By becoming self-sufficient within the local community you’re becoming independent of supply-chain crises, building up positive relationships with those whom you live with, learning to work together as a family, and discovering how to work in union with God’s first book.

One thought on “Self-Sustaining Lifestyle

  1. I think you reveal an interesting paradox when you point out how being more self-sufficient actually helps you better recognize your dependence on others around you. While becoming independent from supply-chain crises, you are in better place to recognize your dependence on nature and your local community.
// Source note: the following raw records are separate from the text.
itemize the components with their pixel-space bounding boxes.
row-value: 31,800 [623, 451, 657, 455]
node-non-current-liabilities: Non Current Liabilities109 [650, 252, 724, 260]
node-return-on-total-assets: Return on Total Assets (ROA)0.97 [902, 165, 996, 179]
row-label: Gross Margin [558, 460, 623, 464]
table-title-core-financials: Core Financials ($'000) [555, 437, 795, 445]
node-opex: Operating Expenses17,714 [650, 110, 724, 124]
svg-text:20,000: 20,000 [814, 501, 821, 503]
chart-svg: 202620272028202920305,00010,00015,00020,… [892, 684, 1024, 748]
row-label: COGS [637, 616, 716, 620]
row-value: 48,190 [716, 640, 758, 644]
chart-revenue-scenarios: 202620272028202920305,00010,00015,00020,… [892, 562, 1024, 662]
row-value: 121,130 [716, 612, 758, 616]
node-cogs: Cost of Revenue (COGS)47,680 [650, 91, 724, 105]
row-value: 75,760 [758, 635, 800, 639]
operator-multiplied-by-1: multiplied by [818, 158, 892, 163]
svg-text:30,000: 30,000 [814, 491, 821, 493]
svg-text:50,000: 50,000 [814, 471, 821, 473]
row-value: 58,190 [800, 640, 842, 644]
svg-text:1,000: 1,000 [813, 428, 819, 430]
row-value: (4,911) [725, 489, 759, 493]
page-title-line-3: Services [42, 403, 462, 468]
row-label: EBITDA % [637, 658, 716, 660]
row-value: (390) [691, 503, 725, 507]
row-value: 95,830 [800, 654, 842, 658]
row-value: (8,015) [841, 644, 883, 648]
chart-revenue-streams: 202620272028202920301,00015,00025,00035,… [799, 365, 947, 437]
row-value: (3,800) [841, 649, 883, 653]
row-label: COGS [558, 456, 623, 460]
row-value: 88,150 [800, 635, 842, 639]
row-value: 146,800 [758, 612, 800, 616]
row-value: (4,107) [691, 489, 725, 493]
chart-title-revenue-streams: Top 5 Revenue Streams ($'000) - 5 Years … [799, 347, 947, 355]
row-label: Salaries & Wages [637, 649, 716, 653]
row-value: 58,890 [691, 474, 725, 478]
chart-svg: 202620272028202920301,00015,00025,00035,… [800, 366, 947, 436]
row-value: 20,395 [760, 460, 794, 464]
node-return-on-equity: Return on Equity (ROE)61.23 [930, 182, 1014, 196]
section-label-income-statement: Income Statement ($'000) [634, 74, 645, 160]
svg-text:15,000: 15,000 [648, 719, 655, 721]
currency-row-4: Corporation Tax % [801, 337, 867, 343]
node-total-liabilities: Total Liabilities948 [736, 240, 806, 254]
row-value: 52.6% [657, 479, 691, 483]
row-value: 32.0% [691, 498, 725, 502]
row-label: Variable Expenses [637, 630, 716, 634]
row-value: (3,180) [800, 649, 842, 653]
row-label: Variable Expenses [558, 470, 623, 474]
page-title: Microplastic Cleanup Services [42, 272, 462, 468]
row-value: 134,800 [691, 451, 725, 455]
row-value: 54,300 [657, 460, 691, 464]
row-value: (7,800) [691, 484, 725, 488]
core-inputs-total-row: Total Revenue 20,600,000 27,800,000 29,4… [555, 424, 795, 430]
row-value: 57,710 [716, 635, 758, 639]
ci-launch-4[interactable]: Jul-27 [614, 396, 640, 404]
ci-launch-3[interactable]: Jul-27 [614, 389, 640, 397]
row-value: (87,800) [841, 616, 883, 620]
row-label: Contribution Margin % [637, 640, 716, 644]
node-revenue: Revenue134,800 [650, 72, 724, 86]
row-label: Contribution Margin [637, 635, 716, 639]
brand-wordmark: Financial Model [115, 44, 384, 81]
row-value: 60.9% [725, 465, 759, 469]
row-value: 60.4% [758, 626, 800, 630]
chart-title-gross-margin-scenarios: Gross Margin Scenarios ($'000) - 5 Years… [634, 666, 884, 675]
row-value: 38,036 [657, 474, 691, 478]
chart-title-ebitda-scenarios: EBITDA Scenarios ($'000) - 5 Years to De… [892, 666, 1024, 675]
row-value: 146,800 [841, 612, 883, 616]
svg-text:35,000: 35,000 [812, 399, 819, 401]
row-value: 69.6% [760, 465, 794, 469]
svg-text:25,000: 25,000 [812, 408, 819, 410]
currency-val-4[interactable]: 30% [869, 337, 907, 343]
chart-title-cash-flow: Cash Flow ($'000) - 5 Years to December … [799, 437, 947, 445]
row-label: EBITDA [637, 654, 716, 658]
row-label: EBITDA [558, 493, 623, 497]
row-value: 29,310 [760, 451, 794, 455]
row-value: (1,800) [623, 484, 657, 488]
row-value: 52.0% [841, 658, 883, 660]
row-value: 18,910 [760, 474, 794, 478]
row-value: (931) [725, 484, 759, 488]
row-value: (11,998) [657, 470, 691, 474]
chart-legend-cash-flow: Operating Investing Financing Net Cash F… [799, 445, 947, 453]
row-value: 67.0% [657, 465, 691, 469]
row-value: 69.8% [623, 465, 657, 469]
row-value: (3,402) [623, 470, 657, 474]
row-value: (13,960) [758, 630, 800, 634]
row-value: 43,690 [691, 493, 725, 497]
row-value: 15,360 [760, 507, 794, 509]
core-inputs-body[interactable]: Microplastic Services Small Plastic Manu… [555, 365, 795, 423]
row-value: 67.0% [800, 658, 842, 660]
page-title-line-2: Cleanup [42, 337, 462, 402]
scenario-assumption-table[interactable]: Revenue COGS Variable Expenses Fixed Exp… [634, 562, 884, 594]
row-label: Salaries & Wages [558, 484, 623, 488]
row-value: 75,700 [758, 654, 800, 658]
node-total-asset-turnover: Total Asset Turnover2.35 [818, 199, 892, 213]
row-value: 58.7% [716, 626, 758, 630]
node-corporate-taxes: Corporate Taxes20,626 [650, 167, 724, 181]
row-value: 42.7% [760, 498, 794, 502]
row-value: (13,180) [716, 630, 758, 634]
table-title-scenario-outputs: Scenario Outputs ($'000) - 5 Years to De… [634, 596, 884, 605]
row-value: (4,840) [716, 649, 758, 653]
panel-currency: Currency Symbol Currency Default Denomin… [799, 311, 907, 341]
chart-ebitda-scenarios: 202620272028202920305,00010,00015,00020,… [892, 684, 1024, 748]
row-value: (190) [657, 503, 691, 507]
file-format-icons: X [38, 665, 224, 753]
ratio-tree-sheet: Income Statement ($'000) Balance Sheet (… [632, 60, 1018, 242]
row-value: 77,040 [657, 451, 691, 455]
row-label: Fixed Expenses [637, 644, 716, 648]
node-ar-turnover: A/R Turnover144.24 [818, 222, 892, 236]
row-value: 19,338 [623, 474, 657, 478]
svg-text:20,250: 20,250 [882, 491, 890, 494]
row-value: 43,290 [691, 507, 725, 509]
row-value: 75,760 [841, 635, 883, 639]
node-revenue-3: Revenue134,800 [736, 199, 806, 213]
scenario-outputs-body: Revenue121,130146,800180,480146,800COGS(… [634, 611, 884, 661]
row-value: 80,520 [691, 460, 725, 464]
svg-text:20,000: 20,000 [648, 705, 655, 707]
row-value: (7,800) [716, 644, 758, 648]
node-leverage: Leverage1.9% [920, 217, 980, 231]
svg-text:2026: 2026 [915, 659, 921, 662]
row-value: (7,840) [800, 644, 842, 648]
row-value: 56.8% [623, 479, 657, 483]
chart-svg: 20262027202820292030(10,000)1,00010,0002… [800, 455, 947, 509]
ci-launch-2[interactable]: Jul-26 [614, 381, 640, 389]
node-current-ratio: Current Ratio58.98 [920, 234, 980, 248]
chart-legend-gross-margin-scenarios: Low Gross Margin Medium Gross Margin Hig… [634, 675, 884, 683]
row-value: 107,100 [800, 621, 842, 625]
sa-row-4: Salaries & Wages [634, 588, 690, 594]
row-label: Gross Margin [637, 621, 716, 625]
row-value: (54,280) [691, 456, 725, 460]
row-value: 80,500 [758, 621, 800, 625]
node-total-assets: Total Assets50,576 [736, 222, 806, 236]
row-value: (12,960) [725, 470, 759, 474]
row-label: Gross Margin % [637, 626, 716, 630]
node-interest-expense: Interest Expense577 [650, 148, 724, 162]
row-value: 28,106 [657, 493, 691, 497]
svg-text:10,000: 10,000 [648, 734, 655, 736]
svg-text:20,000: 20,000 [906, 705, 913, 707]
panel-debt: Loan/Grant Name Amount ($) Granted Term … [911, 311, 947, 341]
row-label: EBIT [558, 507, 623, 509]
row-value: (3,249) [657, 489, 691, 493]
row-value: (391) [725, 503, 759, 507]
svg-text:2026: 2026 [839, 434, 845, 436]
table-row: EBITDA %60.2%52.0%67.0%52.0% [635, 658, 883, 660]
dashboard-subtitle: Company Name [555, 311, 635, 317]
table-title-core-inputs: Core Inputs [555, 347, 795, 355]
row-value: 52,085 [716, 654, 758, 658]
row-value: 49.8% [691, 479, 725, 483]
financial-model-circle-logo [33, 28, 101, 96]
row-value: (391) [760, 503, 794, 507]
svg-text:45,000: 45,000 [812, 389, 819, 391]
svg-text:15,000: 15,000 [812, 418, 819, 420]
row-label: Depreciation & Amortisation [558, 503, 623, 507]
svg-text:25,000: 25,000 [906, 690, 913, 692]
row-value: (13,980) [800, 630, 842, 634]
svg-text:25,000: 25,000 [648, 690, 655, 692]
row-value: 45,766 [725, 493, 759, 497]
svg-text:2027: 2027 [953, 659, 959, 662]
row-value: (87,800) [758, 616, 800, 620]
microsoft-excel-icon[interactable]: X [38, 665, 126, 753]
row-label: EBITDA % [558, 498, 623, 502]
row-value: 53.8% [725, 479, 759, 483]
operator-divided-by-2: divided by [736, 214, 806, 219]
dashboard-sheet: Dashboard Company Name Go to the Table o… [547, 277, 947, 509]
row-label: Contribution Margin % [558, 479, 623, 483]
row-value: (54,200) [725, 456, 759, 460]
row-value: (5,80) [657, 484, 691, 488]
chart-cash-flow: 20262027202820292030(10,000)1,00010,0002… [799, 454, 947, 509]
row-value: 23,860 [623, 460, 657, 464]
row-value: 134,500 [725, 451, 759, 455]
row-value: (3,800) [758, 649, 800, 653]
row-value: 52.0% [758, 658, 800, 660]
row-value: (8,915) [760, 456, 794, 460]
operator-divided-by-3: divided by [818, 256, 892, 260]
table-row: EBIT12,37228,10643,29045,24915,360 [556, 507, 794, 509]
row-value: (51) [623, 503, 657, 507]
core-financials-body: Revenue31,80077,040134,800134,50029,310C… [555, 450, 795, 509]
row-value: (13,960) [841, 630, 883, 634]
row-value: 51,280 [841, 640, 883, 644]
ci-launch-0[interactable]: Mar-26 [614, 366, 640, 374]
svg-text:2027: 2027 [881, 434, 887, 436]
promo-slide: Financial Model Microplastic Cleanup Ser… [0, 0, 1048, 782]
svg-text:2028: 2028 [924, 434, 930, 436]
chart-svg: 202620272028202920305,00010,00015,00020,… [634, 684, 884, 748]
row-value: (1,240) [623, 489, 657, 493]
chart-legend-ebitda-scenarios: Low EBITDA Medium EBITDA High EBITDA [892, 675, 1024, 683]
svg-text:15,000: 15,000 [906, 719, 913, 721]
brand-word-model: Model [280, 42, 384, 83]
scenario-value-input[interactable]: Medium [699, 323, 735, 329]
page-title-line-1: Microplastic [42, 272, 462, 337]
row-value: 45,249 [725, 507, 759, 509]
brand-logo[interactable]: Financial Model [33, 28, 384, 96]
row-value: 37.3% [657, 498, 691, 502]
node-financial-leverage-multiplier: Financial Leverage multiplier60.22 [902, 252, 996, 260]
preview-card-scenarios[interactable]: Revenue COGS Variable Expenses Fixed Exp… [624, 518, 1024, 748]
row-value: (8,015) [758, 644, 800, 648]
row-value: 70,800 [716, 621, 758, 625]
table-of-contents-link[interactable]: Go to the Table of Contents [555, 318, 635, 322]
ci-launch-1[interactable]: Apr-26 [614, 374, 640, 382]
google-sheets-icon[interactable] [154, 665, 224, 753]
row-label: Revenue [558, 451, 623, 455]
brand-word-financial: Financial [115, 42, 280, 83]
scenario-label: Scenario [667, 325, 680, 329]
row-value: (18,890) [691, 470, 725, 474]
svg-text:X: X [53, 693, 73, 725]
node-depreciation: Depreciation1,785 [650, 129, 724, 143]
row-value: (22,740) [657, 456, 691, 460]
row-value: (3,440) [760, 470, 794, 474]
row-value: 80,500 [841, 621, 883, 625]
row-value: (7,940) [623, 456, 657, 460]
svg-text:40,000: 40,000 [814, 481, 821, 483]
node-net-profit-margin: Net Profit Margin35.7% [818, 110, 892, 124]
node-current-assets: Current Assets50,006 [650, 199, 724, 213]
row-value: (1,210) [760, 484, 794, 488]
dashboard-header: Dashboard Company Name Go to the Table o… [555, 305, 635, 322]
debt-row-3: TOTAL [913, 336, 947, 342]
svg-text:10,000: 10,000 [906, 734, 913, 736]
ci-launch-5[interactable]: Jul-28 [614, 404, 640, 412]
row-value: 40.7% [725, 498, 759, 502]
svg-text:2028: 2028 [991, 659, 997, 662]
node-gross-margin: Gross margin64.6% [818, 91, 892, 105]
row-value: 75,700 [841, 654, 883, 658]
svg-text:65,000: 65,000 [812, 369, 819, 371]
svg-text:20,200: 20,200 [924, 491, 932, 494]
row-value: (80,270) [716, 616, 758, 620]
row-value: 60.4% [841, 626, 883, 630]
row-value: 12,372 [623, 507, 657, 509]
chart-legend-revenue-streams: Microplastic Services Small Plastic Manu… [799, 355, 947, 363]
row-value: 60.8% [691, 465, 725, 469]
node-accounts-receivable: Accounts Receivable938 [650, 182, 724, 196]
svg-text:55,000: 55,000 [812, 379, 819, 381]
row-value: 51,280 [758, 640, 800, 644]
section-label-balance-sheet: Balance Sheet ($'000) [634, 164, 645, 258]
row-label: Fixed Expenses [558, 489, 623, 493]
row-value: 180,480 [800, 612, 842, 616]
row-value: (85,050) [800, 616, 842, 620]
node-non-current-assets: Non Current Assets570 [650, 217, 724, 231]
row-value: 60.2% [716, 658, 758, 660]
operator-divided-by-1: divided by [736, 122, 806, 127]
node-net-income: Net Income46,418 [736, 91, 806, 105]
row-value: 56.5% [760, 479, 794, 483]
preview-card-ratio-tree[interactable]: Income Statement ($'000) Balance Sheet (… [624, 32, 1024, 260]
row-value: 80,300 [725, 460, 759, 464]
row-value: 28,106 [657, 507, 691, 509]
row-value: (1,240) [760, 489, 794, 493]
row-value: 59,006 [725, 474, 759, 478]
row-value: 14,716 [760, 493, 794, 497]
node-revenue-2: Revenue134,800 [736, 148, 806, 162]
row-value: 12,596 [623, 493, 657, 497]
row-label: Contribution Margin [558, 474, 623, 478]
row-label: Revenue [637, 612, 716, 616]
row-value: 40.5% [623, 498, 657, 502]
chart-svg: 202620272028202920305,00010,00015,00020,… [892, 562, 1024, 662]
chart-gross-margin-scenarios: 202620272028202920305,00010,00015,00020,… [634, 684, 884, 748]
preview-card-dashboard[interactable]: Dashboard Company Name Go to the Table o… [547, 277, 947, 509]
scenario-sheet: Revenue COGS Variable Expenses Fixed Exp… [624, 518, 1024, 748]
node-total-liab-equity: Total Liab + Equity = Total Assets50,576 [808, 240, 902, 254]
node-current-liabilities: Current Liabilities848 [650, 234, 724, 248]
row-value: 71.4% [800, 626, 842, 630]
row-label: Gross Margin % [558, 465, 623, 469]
It seems there is actually a greater humility required to choose to be as self-sufficient as possible because you are depending on the gifts of God’s first book–hoping that nature will take its course in your favor to give sun and rain to your garden, that the deer will cross your path when you are out hunting, that the chickens will have a normal cycle of fertility to consistently lay eggs for you, etc.

    It is easy to get complacent and entitled when you get everything neatly laid out for you in the store, usually with multiple options and brands for each item. When you choose to get things as locally as you can, it seems you can better live in that state of gratitude because you know and recognize the real things–soil, animals, persons–from which the good you enjoy have come.

    On the other side, maybe this is also a challenge for us to be more humbled and grateful when we cannot be as self-sufficient as we would like, and we are dependent on the natural resources and hard work of people from other places that we can’t know and recognize. The gift has come a greater distance, but it is still a gift of God’s first book. It’s just harder to recognize it as a gift when we have not cooperated with nature to see it come into being.

    Thanks for writing about this! It brings back some of our conversations about “soilty” and helps me better see that even our best self-sufficiency is really a greater dependence on God.